Le traitement combiné anti-VIH est un modèle de réussite, ce que l’on ne saurait assez souligner. Il est efficace, bien toléré, facile à prendre et accessible, en Europe de l’Ouest, à tous les patients à un coût raisonnable. L’espérance de vie des patients VIH est presque la même que celle des sujets sains. Ce traitement est de plus, pour tous, un instrument de prévention très efficace. À ce niveau de résultat très élevé, des améliorations sont-elles encore possibles?

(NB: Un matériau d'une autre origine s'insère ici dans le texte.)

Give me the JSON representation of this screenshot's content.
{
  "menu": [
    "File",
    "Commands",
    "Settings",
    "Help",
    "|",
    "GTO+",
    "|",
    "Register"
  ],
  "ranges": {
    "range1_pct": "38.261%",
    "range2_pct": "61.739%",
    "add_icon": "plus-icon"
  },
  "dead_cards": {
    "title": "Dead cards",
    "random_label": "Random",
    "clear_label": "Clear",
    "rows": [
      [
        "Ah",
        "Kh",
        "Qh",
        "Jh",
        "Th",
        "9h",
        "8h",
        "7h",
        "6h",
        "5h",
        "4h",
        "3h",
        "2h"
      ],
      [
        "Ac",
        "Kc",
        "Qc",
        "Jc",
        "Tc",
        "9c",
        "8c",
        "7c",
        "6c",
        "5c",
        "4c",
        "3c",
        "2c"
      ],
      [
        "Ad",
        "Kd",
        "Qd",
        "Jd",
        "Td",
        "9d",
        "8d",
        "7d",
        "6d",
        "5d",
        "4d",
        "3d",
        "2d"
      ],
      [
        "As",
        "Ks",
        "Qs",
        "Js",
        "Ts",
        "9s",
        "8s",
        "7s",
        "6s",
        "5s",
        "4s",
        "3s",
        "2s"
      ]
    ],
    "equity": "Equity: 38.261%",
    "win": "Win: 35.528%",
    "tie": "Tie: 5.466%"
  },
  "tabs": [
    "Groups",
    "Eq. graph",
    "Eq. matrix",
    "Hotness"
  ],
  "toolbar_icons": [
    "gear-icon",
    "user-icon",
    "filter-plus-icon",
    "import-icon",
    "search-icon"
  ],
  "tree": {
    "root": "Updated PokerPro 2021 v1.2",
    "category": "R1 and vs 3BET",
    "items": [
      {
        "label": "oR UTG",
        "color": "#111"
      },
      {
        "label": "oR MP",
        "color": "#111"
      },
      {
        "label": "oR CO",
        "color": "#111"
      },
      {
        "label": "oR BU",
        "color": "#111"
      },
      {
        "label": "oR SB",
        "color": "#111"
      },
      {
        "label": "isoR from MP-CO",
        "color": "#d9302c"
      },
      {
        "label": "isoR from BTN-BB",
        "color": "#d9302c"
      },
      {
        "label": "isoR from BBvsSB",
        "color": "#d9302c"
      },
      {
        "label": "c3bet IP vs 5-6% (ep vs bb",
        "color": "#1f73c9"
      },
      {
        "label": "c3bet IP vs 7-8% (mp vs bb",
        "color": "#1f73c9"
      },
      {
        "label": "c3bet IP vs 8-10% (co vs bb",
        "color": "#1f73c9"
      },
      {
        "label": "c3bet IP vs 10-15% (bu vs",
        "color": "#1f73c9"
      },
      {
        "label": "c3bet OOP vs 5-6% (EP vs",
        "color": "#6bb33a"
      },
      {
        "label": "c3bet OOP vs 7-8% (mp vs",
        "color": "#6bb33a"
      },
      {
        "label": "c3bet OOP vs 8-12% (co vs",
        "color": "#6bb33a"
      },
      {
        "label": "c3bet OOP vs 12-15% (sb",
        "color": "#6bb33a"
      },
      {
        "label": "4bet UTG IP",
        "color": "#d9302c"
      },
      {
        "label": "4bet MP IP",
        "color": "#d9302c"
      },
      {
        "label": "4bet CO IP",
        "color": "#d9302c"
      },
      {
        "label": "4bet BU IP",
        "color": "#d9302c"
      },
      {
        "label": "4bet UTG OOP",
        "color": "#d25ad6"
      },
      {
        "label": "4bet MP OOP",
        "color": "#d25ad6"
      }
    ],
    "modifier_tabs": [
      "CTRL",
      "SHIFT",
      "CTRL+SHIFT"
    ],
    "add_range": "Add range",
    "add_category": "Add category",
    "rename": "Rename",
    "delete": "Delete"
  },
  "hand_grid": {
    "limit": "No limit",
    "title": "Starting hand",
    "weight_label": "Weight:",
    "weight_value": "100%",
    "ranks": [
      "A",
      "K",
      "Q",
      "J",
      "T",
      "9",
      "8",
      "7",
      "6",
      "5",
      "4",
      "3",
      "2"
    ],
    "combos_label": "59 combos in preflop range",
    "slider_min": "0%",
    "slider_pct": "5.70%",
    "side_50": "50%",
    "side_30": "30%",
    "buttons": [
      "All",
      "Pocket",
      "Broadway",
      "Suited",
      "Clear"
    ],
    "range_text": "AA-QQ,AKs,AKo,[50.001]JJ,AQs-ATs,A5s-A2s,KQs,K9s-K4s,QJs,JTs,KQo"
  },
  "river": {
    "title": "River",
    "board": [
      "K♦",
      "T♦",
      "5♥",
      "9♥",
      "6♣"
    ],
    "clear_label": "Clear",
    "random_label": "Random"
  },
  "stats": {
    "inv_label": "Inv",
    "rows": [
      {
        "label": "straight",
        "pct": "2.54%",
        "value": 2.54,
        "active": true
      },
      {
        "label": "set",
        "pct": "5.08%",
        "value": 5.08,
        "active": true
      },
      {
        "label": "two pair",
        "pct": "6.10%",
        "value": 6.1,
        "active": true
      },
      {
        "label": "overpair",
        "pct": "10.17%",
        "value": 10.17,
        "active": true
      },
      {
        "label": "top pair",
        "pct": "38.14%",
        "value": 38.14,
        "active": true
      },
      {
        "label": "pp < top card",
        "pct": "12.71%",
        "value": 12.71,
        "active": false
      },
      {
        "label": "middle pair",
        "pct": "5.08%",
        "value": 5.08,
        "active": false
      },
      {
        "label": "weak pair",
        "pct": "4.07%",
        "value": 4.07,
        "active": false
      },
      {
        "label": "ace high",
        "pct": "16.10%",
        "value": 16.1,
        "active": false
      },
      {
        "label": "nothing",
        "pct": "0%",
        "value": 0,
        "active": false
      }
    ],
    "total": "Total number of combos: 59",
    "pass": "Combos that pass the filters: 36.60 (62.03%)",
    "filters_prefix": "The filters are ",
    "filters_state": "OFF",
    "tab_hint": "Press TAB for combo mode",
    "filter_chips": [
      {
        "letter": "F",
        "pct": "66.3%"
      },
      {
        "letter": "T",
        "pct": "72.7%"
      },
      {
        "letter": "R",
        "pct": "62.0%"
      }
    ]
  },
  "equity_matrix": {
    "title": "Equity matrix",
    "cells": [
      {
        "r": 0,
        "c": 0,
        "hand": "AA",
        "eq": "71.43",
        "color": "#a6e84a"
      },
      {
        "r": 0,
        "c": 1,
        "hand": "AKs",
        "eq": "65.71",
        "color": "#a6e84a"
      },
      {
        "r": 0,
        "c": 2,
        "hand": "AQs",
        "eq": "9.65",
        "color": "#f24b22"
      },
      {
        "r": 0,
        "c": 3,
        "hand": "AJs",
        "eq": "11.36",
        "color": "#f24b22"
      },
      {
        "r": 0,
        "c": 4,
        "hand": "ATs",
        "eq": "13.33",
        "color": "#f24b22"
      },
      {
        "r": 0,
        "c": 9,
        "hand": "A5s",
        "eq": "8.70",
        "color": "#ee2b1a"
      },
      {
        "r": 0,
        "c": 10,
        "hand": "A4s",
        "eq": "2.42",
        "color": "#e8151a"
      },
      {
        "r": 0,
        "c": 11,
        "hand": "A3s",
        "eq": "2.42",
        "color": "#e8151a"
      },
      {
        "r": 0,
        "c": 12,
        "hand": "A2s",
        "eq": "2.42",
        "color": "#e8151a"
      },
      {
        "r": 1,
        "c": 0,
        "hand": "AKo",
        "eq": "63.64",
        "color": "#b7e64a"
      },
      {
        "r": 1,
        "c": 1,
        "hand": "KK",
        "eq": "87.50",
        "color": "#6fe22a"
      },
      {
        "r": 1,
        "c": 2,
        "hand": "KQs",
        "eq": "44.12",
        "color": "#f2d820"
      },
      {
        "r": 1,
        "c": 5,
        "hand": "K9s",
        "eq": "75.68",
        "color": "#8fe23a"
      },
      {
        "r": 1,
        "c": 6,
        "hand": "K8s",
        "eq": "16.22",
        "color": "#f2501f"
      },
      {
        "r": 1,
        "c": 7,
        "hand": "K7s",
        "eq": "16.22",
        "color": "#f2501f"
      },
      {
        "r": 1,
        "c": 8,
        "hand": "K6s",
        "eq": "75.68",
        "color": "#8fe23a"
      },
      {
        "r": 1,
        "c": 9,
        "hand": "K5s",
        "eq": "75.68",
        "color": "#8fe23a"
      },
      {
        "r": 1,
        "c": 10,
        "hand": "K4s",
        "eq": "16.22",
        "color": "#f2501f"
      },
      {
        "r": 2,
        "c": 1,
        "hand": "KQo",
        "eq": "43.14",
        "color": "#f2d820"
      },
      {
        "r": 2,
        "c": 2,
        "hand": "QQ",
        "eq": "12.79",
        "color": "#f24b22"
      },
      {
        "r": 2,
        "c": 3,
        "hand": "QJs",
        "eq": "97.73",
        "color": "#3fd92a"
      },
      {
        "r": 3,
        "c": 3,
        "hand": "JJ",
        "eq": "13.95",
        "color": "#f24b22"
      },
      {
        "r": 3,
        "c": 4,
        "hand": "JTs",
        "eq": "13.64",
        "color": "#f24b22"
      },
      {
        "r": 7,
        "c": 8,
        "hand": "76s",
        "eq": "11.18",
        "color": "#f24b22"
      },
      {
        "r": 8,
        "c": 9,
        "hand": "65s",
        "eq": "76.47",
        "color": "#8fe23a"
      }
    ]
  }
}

Roy Gulick du Weill Cornell Medical College de New York s’est posé la question: le niveau de réussite est très élevé, et le mieux est l’ennemi du bien. S’agit-il de 29 ou 30 médicaments autorisés, dans 5 ou 6 classes fonctionnelles? On cite les deux chiffres et tous deux sont justes. En Europe, seuls quelques patients ont encore besoin de l’inhibiteur de fusion T-20. Cette substance coûteuse était, il y a dix ans, d’une importance vitale pour nombre de patients présentant des résistances multiples, sa place est aujourd’hui marginale.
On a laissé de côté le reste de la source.